U.S. beef herd hits historic low


 

The United States beef cattle population declined by two per cent last year, the lowest since 1951.


In Texas, prolonged drought has prompted culling and its cattle population is down to the level in 2014 which was 23 per cent smaller than 2010.


Ranchers won’t start rebuilding until rain comes and pastures recover from years of drought.


When herd rebuilding begins, beef supplies will decline some more as ranchers keep more females off the market.


 Don Close, Chief Research and Analytics Officer, with Terrain says that makes this cycle different than 2014 -15 and more like 2011-12, just because female liquidation is still taking place.  


,"We haven’t even started the rebuilding yet, we’re still in the liquidation phase and it's not unrealistic to think that we could continue to be in that net liquidation through 2024."


And he adds there’s no sign of herd rebuilding yet, due to the lack of heifer retention.  "We came up with the recent January cattle on feed report that heifers as a percentage on feed was the fourth largest, we've seen in modern history." 

 

Marshall Hansen, Sr. Vice President with Farm Credit Services of America said "higher interest rates are certainty impacting that as well.  We have higher costs."
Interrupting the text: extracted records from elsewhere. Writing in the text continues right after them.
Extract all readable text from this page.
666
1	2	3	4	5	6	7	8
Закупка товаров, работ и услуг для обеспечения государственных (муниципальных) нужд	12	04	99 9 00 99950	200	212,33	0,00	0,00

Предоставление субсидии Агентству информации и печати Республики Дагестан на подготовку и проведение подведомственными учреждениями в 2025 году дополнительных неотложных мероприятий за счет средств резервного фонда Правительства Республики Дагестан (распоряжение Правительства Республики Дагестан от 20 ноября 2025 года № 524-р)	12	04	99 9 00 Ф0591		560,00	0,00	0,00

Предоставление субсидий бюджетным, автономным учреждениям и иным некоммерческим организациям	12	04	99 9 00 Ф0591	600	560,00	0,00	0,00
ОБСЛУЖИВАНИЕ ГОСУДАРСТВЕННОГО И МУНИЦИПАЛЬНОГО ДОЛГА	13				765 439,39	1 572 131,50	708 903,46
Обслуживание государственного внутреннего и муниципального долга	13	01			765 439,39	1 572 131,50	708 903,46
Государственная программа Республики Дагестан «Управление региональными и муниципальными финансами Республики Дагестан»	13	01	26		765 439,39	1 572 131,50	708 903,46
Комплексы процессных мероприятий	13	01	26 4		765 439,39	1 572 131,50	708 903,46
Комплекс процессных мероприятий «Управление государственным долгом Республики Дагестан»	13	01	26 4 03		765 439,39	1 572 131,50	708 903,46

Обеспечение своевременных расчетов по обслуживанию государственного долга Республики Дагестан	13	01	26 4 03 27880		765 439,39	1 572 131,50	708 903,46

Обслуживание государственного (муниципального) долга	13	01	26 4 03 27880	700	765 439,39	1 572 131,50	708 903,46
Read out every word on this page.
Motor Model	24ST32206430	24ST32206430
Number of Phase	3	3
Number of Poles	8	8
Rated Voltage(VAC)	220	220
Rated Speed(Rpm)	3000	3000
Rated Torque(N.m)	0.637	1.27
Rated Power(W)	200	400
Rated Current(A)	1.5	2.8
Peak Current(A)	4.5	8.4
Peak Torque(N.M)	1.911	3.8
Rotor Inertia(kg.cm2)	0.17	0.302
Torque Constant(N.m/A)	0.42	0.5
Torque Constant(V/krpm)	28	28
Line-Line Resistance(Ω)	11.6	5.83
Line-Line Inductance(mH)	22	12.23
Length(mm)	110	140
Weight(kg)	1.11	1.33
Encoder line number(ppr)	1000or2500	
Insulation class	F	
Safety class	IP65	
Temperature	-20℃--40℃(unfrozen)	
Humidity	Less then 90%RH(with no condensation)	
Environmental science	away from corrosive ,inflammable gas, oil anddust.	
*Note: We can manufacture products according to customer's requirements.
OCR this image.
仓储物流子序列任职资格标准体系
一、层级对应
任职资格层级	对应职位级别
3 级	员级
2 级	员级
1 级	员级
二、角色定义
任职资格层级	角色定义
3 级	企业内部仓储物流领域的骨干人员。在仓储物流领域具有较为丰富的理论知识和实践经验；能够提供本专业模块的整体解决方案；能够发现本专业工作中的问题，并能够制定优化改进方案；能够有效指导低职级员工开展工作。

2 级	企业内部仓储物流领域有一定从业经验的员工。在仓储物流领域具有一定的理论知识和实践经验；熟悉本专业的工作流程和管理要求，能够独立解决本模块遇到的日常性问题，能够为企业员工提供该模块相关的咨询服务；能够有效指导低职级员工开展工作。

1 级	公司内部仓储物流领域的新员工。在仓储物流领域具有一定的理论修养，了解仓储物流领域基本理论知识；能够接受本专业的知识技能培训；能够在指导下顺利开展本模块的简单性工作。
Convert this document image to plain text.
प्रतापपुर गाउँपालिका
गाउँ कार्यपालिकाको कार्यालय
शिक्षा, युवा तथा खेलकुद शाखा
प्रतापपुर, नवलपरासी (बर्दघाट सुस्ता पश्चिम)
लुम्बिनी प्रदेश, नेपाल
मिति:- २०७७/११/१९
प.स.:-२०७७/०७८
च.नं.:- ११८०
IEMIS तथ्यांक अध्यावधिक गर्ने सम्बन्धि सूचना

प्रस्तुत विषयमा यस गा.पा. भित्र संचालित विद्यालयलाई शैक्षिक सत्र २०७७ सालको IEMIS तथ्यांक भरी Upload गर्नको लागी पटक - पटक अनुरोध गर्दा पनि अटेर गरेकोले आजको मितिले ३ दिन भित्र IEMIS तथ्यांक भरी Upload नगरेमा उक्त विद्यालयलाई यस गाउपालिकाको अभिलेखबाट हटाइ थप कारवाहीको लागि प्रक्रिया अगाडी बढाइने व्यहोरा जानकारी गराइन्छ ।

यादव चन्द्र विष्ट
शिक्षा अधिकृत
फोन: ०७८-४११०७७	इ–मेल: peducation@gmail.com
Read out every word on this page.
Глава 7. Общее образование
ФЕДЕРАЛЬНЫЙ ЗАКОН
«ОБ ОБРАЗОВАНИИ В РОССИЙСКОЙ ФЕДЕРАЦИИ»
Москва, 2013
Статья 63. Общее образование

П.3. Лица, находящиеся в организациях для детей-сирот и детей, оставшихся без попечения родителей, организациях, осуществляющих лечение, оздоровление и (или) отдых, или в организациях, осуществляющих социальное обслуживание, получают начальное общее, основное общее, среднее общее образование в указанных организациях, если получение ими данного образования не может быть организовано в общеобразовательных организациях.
Kevin Good of Cattlefax said "if you remember back to 2010 and 2015, we lost quite a few packing plants, right now we’re starting to build more packing plants so the leverage component will continue to favor the cattle producer longer in this cycle."


Close said "I think we’re still looking at late 2026 at the earliest before we see any potential for increased beef production."


Another factor pointing to higher prices is that the calf crop is the lowest in 82 years.